For instance, on the back of one catalog, it shows the "success stories"--one woman who bought her dream home, for instance, and another who apparently worked so hard that her husband could retire early (I wonder if she now supports him?). Ah, but no pressure...just work at your own pace, right? Never mind that you could make your family fabulously wealthy...

My friend is a very strong person, so she doesn't seem to have a problem with setting limits on her activities. But I wonder how many women are apt to get sucked into the "guilt" of "Why aren't you working harder to make more money and help your husband?"

Mrs. Bartlett

Anonymous said...

This post was very important for me as I am struggling to be a mother/wife/homemaker and also a translator and I'm always exhausted and not doing any of these things well. I know fulltime homemakers are not the majority but in Portugal, where I am from and where I live, I think it is worse than in your country.

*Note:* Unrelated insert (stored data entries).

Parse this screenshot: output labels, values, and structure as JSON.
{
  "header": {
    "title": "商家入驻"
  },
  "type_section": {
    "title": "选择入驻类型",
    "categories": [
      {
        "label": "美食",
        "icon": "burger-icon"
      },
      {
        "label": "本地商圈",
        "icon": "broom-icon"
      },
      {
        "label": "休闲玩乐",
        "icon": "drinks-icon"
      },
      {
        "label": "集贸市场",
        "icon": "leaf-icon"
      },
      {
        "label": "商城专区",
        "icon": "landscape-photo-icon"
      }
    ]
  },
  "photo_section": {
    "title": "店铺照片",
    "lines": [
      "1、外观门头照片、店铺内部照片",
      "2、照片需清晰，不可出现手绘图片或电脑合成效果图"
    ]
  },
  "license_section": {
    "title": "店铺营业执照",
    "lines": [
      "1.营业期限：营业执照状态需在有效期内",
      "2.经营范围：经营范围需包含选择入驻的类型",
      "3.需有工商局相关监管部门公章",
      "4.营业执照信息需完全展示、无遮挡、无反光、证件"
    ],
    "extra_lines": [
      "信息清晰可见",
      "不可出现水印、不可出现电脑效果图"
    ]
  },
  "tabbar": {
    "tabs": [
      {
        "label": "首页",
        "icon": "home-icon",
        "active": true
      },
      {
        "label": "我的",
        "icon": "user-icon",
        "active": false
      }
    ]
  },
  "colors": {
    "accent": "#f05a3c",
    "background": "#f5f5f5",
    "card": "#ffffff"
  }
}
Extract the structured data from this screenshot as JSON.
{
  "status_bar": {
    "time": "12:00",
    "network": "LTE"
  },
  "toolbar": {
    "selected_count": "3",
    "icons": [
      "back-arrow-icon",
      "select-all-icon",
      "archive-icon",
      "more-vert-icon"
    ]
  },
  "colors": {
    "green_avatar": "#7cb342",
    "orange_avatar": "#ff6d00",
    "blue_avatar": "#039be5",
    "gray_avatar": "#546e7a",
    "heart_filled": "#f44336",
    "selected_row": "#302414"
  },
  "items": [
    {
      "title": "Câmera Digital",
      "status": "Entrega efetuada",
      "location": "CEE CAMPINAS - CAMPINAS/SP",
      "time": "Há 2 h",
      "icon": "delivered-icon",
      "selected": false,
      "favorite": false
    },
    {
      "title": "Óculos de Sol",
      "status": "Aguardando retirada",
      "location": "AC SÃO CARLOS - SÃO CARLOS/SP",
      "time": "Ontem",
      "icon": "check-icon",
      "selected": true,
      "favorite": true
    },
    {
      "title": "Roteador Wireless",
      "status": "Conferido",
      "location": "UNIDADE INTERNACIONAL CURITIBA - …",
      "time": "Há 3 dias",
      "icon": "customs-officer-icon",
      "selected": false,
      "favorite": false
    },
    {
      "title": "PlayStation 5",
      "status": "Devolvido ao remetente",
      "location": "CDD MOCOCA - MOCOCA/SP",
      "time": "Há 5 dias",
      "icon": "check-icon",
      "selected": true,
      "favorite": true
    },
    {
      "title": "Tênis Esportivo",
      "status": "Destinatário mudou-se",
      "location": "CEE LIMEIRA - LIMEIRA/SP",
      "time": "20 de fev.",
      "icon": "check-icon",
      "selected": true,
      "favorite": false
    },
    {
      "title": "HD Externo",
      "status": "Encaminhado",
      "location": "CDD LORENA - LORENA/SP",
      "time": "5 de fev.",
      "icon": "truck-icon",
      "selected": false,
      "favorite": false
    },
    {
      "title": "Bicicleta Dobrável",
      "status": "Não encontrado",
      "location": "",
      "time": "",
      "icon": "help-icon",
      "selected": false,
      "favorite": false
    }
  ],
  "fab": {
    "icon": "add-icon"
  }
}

Here, more than 90 per cent of women work outside the home. I'm used to all sort of comments but I don't mind. I just want to see my family happy and to know that I'm doing God's will. And as I am going to homeschool my 5 year old daughter (another strange thing around here but fortunately, legal)I am really thinking about stopping with my translation work. I frequently read your site and blog (though I never write to you) and other blogs where I can find women who think like me. I have not yet met any woman (not even through Internet) who shares theses ideas, so it is very important for me to «keep in touch» with you.
Love
Lara

Tessa said...

A friend gave this poem to me not long ago. This seems to fit the discussion so well. Perhaps some of you have seen it before.

Excuse This House
(author unknown)

Some houses try to hide the fact
That children shelter there-
Ours boasts of it quite openly,
The signs are everywhere.

For smears are on the windows,
Little smudges on the doors;
I should apologize, I guess,
For toys strewn on the floor.

But I sat down with the children
And we played and laughed and read;
And if the doorbell doesn't shine,
Their eyes will shine instead.

Just thought I would share

Mrs. Tessa

Marie N. said...

oh no! I was feeling pretty good about myself until I read the "photos organized" item on the list. I think that one may be hopeless for me.

Rosemi said...

This is so true for me. I thought God was leading me to take care of my mother-in-law but now I am having such a tough time at home. It's rare that I'm not grumpy with my children.